Can anyone give me a better idea how old this bottle is?  The squirrel appears to be sitting on a log and eating a nut.


----------



## hemihampton (May 6, 2016)

Don't know but that's a cool looking bottle. LEON.


----------



## cowseatmaize (May 7, 2016)

Other than "Since 1875", not exactly. Is that the wire remains from a lightning style closure?
If I had to guess I'd say sometime in the 80's or 90's.


----------



## sunrunner (May 7, 2016)

very cool bottle . 1880 or 1890s.


----------



## Ace31 (May 7, 2016)

Thanks guys, yes that's a piece of wire from the lightning closer/stopper.


----------



## botlguy (May 7, 2016)

VERY cool, thanks for sharing.
Jim


----------



## RCO (May 7, 2016)

neat bottle , I've seen so many Wilson bottles I can't recall if I've seen that exact bottle before or not , have seen some similar bottles but not 100% sure if I've seen that one . Wilson's was around for a long time so tough to date it to exact year


----------



## Ace31 (May 7, 2016)

When I first dug it up I figured it had to be a least 1890s but I wasn't sure if it could be older.  

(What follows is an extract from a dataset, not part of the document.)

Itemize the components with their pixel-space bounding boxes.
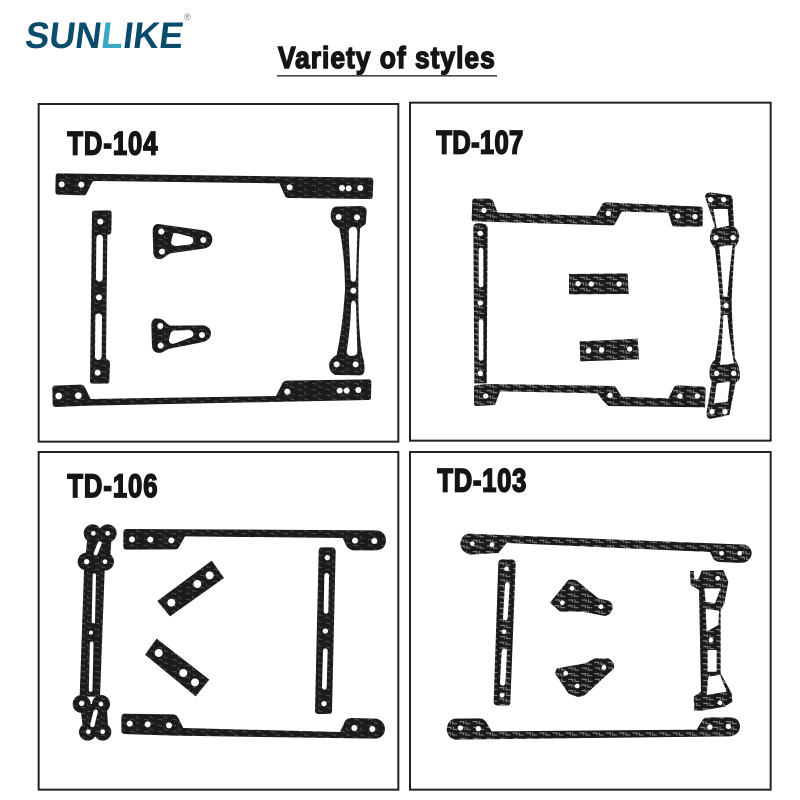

The only other one I could find on the net is this one here. 
http://www.sentex.net/~morris/BOTTLE PICS/Sodas/Other/Toronto/Charles Wilson/Wilsontallenglish.JPG


----------



## RIBottleguy (May 8, 2016)

Try hitting up the old Toronto city directories.  If you have the time it's pretty fun and if you're lucky you might even find some nice ads for the company.


----------



## jaroadshow1867 (May 10, 2016)

Check Dr. Dean Axleson's Toronto Soda bottle book. It lists all the Charle's Wilson bottles from Toronto.

jaroadshow


----------